Wright argumenta corretamente que a idéia central dos Evangelhos é
falar sobre o Reino de Deus. E de fato, uma leitura rápida de Mateus
já mostra a ênfase de Jesus (e antes dele de João Batista) no
Reino. A primeira vez que Jesus faz um sermão ele parece dar
continuidade ao discurso de João Batista: “Arrependei-vos pois é
chegado o Reino dos céus.” (Matheus 4:17)
Toda
a vida de Jesus representava a realidade do Reino. A prática e
conduta de Jesus antecipava o Reino de Deus futuro, já no presente.

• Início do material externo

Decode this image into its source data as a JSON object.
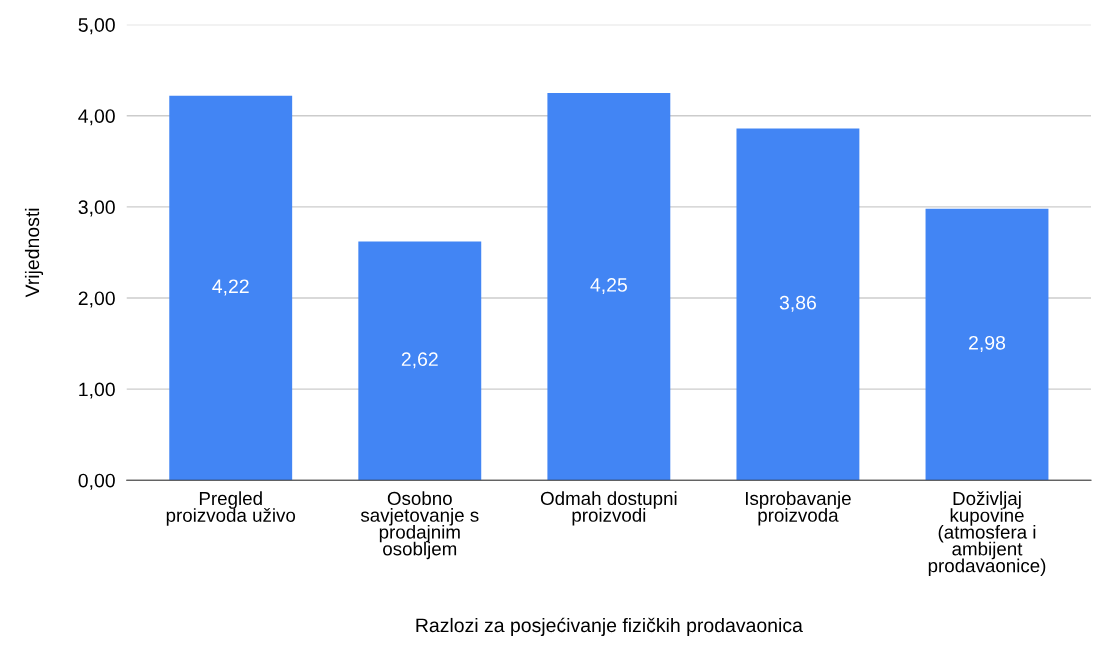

Ele curava porque no Reino futuro não haveriam doentes; Ele
ressuscitava mortos porque no Reino futuro haveria vida plena; Ele
revelava o Pai porque no futuro haveria um conhecimento maior da
realidade de DEUS. A vida de Jesus era uma antecipação do futuro no
presente, uma das características mais marcantes da realidade do
Reino agora. Porém, o caminho para o Reino requer morte. O
arrependimento e o batismo simbolizavam um recomeço, um novo
nascimento e uma nova história onde DEUS deixa de ser um personagem
paralelo nas nossas narrativas pessoais e passa a ser protagonista,
passa a ser Rei. Portanto, a morte antecipa nova vida. Jesus mesmo
indica que para seguí-lo, dentro da realidade do Reino, deveríamos
carregar nossa própria cruz, pois morte antecipa vida. Jesus também
diz que somente aquele que perder a vida encontrá-la-ia, pois morte
antecipa vida. O que Cristo faz por nós se torna o paradigma para
aquilo que Cristo faz através de nós. Ele morre na cruz para que
possamos carregar nossa cruz e fazer o mesmo. Ele perde a vida e a
encontra, para que nós também possamos perder a nossa vida para
encontrá-la, afinal: morte antecipa vida.
Kierkegaard
fala a respeito dessa morte como a morte que está “entre” o
ímpeto de morrer e a nova vida. O espírito só pode conceder nova
vida uma vez que morremos para esta, agora. E uma vez ocorrida esta
morte, não perdemos a vida por completo mas entramos num novo
patamar de existência: o Reino. A vida se esvai, sim, mas ela
recomeça no Espírito num plano de existência em que Jesus é Rei.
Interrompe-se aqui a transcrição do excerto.